As someone new to working with databases and sqlalchemy, the previous answers - that flush()
sends SQL statements to the DB and commit()
persists them - were not clear to me. The definitions make sense but it isn't immediately clear from the definitions why you would use a flush instead of just committing.
Since a commit always flushes (https://docs.sqlalchemy.org/en/13/orm/session_basics.html#committing) these sound really similar. I think the big issue to highlight is that a flush is not permanent and can be undone, whereas a commit is permanent, in the sense that you can't ask the database to undo the last commit (I think)

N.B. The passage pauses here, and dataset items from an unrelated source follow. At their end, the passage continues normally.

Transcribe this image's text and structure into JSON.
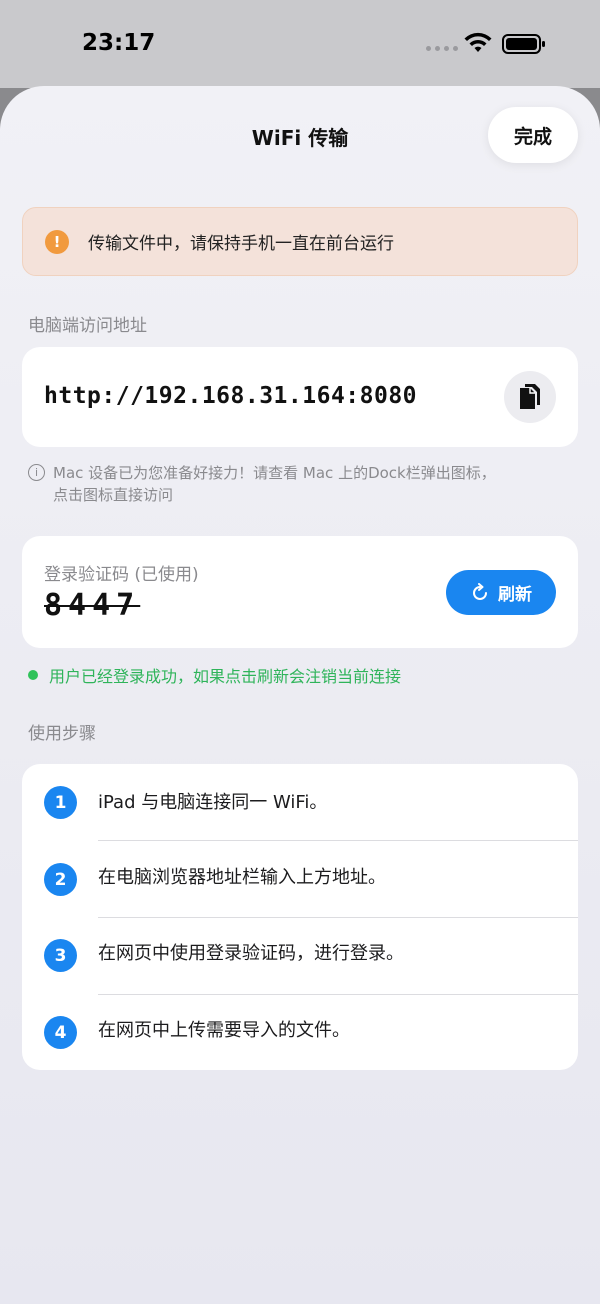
{
  "status_bar": {
    "time": "23:17"
  },
  "header": {
    "title": "WiFi 传输",
    "done_label": "完成"
  },
  "warning": {
    "icon": "!",
    "text": "传输文件中，请保持手机一直在前台运行"
  },
  "address_section": {
    "label": "电脑端访问地址",
    "address": "http://192.168.31.164:8080",
    "hint_icon": "i",
    "hint_line1": "Mac 设备已为您准备好接力！请查看 Mac 上的Dock栏弹出图标，",
    "hint_line2": "点击图标直接访问"
  },
  "login_code": {
    "label": "登录验证码 (已使用)",
    "code": "8447",
    "refresh_label": "刷新",
    "status_text": "用户已经登录成功，如果点击刷新会注销当前连接"
  },
  "steps": {
    "label": "使用步骤",
    "items": [
      {
        "num": "1",
        "text": "iPad 与电脑连接同一 WiFi。"
      },
      {
        "num": "2",
        "text": "在电脑浏览器地址栏输入上方地址。"
      },
      {
        "num": "3",
        "text": "在网页中使用登录验证码，进行登录。"
      },
      {
        "num": "4",
        "text": "在网页中上传需要导入的文件。"
      }
    ]
  },
  "colors": {
    "accent": "#1a86f0",
    "warning": "#f19a3e",
    "success": "#30c25a"
  }
}
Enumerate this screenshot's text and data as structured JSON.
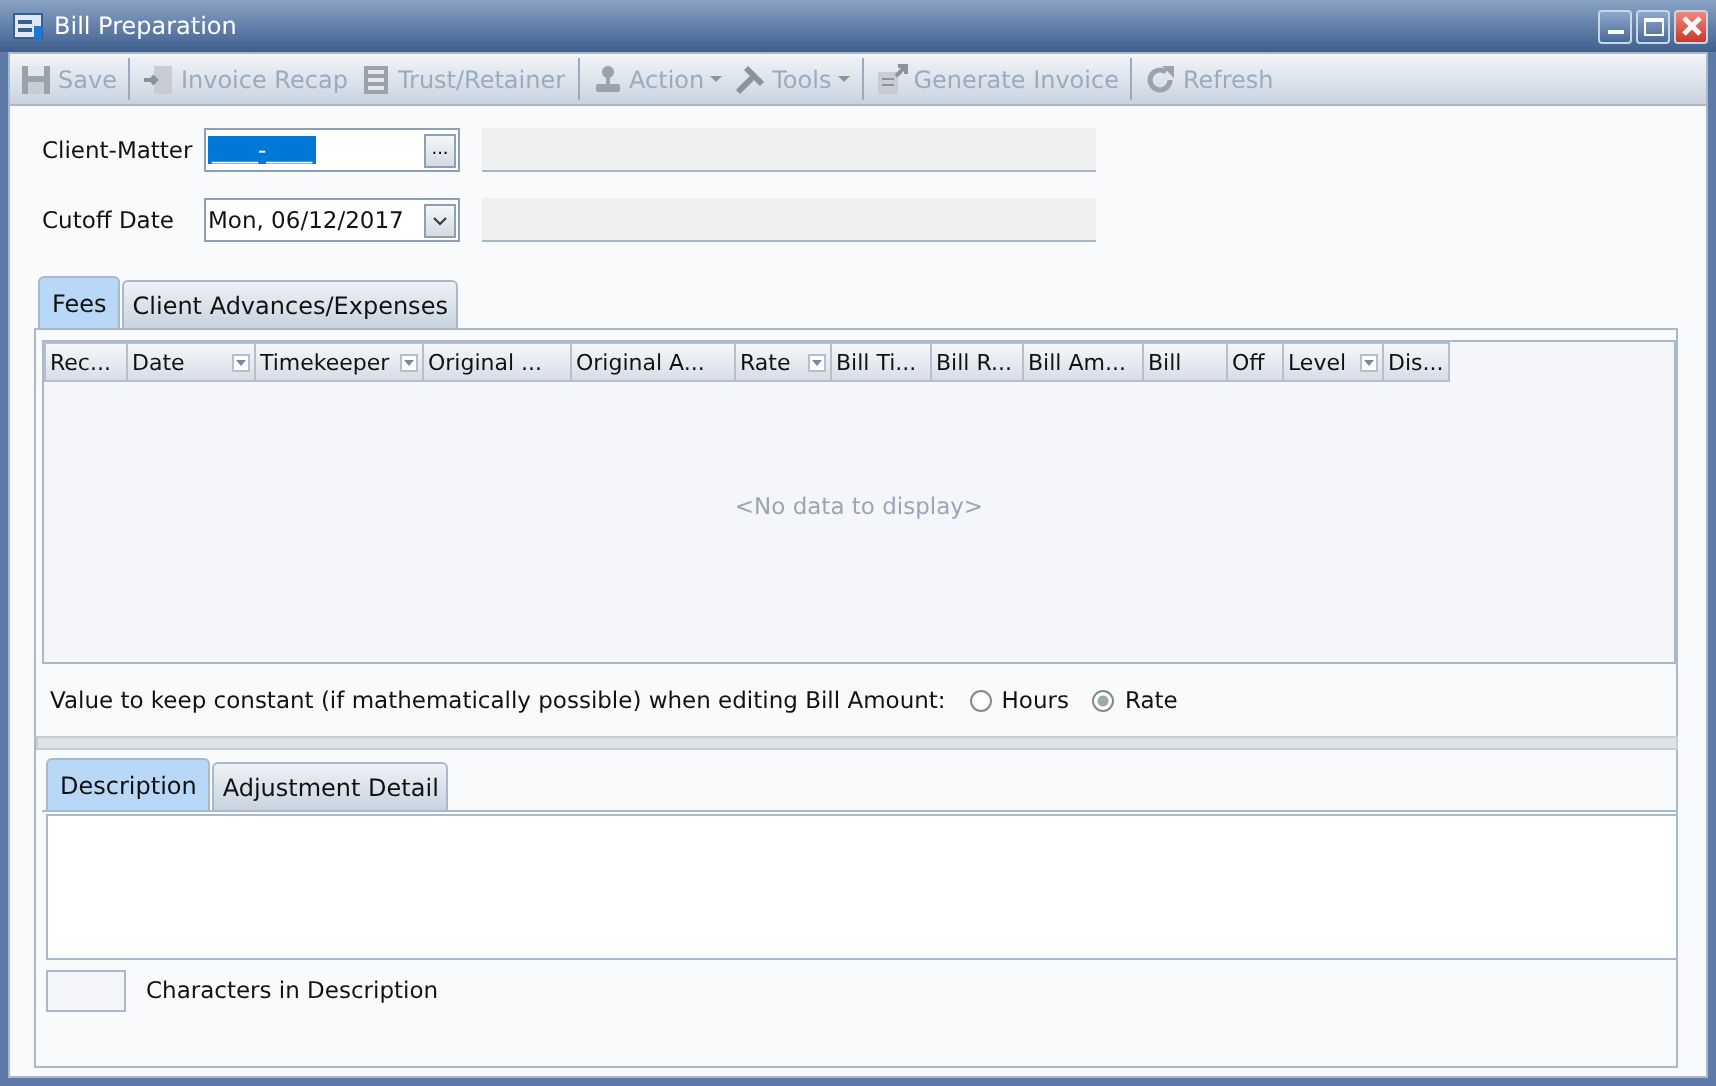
{
  "window": {
    "title": "Bill Preparation"
  },
  "toolbar": [
    {
      "label": "Save",
      "kind": "save",
      "disabled": true,
      "dropdown": false
    },
    {
      "label": "Invoice Recap",
      "kind": "recap",
      "disabled": true,
      "dropdown": false
    },
    {
      "label": "Trust/Retainer",
      "kind": "trust",
      "disabled": true,
      "dropdown": false
    },
    {
      "label": "Action",
      "kind": "action",
      "disabled": true,
      "dropdown": true
    },
    {
      "label": "Tools",
      "kind": "tools",
      "disabled": true,
      "dropdown": true
    },
    {
      "label": "Generate Invoice",
      "kind": "generate",
      "disabled": true,
      "dropdown": false
    },
    {
      "label": "Refresh",
      "kind": "refresh",
      "disabled": true,
      "dropdown": false
    }
  ],
  "client_matter": {
    "label": "Client-Matter",
    "value": "____-____",
    "button": "..."
  },
  "cutoff_date": {
    "label": "Cutoff Date",
    "value": "Mon, 06/12/2017"
  },
  "upper_tabs": [
    {
      "label": "Fees",
      "selected": true
    },
    {
      "label": "Client Advances/Expenses",
      "selected": false
    }
  ],
  "table": {
    "columns": [
      {
        "label": "Rec...",
        "filter": false
      },
      {
        "label": "Date",
        "filter": true
      },
      {
        "label": "Timekeeper",
        "filter": true
      },
      {
        "label": "Original ...",
        "filter": false
      },
      {
        "label": "Original A...",
        "filter": false
      },
      {
        "label": "Rate",
        "filter": true
      },
      {
        "label": "Bill Ti...",
        "filter": false
      },
      {
        "label": "Bill R...",
        "filter": false
      },
      {
        "label": "Bill Am...",
        "filter": false
      },
      {
        "label": "Bill",
        "filter": false
      },
      {
        "label": "Off",
        "filter": false
      },
      {
        "label": "Level",
        "filter": true
      },
      {
        "label": "Dis...",
        "filter": false
      }
    ],
    "empty_text": "<No data to display>"
  },
  "constant": {
    "label": "Value to keep constant (if mathematically possible)  when editing Bill Amount:",
    "options": [
      {
        "label": "Hours",
        "selected": false
      },
      {
        "label": "Rate",
        "selected": true
      }
    ]
  },
  "lower_tabs": [
    {
      "label": "Description",
      "selected": true
    },
    {
      "label": "Adjustment Detail",
      "selected": false
    }
  ],
  "footer": {
    "label": "Characters in Description"
  }
}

@snapshoe highlights that if you want to query the database and get results that include newly added objects, you need to have flushed first (or committed, which will flush for you). Perhaps this is useful for some people although I'm not sure why you would want to flush rather than commit (other than the trivial answer that it can be undone).
In another example I was syncing documents between a local DB and a remote server, and if the user decided to cancel, all adds/updates/deletes should be undone (i.e. no partial sync, only a full sync). When updating a single document I've decided to simply delete the old row and add the updated version from the remote server. It turns out that due to the way sqlalchemy is written, order of operations when committing is not guaranteed. This resulted in adding a duplicate version (before attempting to delete the old one), which resulted in the DB failing a unique constraint. To get around this I used flush()
so that order was maintained, but I could still undo if later the sync process failed.
See my post on this at: Is there any order for add versus delete when committing in sqlalchemy
Similarly, someone wanted to know whether add order is maintained when committing, i.e. if I add object1
then add object2
, does object1
get added to the database before object2
Does SQLAlchemy save order when adding objects to session?
Again, here presumably the use of a flush() would ensure the desired behavior. So in summary, one use for flush is to provide order guarantees (I think), again while still allowing yourself an "undo" option that commit does not provide.
Autoflush and Autocommit
Note, autoflush can be used to ensure queries act on an updated database as sqlalchemy will flush before executing the query. https://docs.sqlalchemy.org/en/13/orm/session_api.html#sqlalchemy.orm.session.Session.params.autoflush
Autocommit is something else that I don't completely understand but it sounds like its use is discouraged: https://docs.sqlalchemy.org/en/13/orm/session_api.html#sqlalchemy.orm.session.Session.params.autocommit
Memory Usage
Now the original question actually wanted to know about the impact of flush vs. commit for memory purposes. As the ability to persist or not is something the database offers (I think), simply flushing should be sufficient to offload to the database - although committing shouldn't hurt (actually probably helps - see below) if you don't care about undoing.
sqlalchemy uses weak referencing for objects that have been flushed: https://docs.sqlalchemy.org/en/13/orm/session_state_management.html#session-referencing-behavior
This means if you don't have an object explicitly held onto somewhere, like in a list or dict, sqlalchemy won't keep it in memory.
However, then you have the database side of things to worry about. Presumably flushing without committing comes with some memory penalty to maintain the transaction. Again, I'm new to this but here's a link that seems to suggest exactly this: https://stackoverflow.com/a/15305650/764365
In other words, commits should reduce memory usage, although presumably there is a trade-off between memory and performance here. In other words, you probably don't want to commit every single database change, one at a time (for performance reasons), but waiting too long will increase memory usage.